Friday, March 26, 2010

Hurtin' Heroes

All right, quick quiz: who's the prolific, (180 books) manly, adventurer/author pictured above? If you guessed Thriller Guy you're forgiven, it's an understandable mistake, but you're wrong. That's Lester Dent, author of the Doc Savage series, books that were also made into a radio show, movies and comic books. And which are still available today.

TG recently finished reading and reviewing an excellent thriller (sorry, contractually I cannot name this book for several months), where the hero had by page 67 been badly beaten up three times, stabbed and generally mistreated by friend and foe alike. After finishing the book, TG realized that these days most heroes are getting off pretty light when it comes to being on the receiving end of physical mayhem. Sure, there are exceptions like Ray Banks' characters and a few others, but most big-name authors are letting their guys off easy. They might pick up a flesh wound toward the end of a book, but generally they win all their fist fights and escape relatively unscathed after other attempts are made on their lives. It was not always thus.

When the young folk gather at TG's knee and ask for help with their cute little novels, TG always counsels: “Make the best possible characters and then do the worst possible things to them.” Actually, TG thinks he stole that line from John Irving, but John will never notice this little blog and he wouldn't care anyway. Actually, many years ago, John slept with one of TG's old girlfriends, but that's another story and TG never carries a grudge. (Big shout-out to John -- Still living in New Hampshire and writing about bears?)

Anyway, until recently heroes had to work hard and take a lot of punishment to come out on top of the villains. Lester Dent knew that, and Doc Savage, while fabulously tough and smart, took his lumps and more with every adventure. Note the torn shirt, which was de rigeur on all of this series' pulp covers. Doc wasn't a superhero, but, well, let's let Wikipedia do the explaining...

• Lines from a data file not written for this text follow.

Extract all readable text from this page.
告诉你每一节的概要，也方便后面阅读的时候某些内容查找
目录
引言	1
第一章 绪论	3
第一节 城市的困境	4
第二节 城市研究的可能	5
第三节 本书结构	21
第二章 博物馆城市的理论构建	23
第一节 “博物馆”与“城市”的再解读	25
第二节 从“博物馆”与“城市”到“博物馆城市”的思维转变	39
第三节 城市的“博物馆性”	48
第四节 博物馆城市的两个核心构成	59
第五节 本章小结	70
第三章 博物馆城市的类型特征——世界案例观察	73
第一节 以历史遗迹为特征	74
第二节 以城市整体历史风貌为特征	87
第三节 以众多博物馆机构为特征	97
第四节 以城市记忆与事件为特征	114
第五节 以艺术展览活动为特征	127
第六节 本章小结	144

Doc Savage's real name was Clark Savage, Jr.. He was a physician, surgeon, scientist, adventurer, inventor, explorer, researcher, and, as revealed in The Polar Treasure, a musician. A team of scientists assembled by his father deliberately trained his mind and body to near-superhuman abilities almost from birth, giving him great strength and endurance, a photographic memory, a mastery of the martial arts, and vast knowledge of the sciences. Doc is also a master of disguise and an excellent imitator of voices. "He rights wrongs and punishes evildoers." Dent described the hero as a mix of Sherlock Holmes' deductive abilities, Tarzan's outstanding physical abilities, Craig Kennedy's scientific education, and Abraham Lincoln's goodness. Dent described Doc Savage as manifesting "Christliness." Doc's character and world-view is displayed in his oath, which goes as follows:

Let me strive every moment of my life to make myself better and better, to the best of my ability, that all may profit by it. Let me think of the right and lend all my assistance to those who need it, with no regard for anything but justice. Let me take what comes with a smile, without loss of courage. Let me be considerate of my country, of my fellow citizens and my associates in everything I say and do. Let me do right to all, and wrong no man.”

At this point, you may be saying to yourself, That's a very fine credo, but what the hell is the point here, TG? Sorry. The point is that Lester Dent wrote an instructive short essay on how to plot a 6000 word short story. It's a useful instruction for not just short story writers, but novelists as well. Perspective authors and professional authors alike would do well to read the essay and apply its lessons to their own writing, particularly Dent's repeated instructions on how to treat your hero: “Introduce the hero and swat him with a fistful of trouble.” “Shovel more grief onto the hero.” “A surprising plot twist in which the hero preferably gets it in the neck bad.” and again: “Shovel the difficulties more thickly upon the hero.”

So let's get with it, thriller writers; time to start beating the crap out of your heroes.


  1. I'm hoping to get Brendan Fraser to make a genuine Doc Savage movie. Maybe your post will do it. :)

  2. I know I'm reluctant to have my protagonists get shot. Even non-fatal gunshot wounds frequently have severe and long-lasting effects, even after the victim has made a successful recovery. Typically, the consequences involve some form of major disfigurement and/or permanent disability. As a rule, all gunshot wounds are considered medical emergencies that require immediate hospital treatment. So I started collecting various injuries that would be believable, painful, cringeworthy - yet would not maim my hero, and would avoid the totally cliche bullet in the shoulder stupidity that you see in so many hollywood stories.

  3. I recently has a small mole removed from the top of my head -- it left me with a horrible (and I mean horrible!) headache for four days where I just sat around and took major meds. Yet it was really was insignificant compared to the mayhem done to these characters (think, The Big Sleep). Yet they just bounce up, take a slug of whiskey and keep rockin! Tough guys rule, but make it realistic, ok?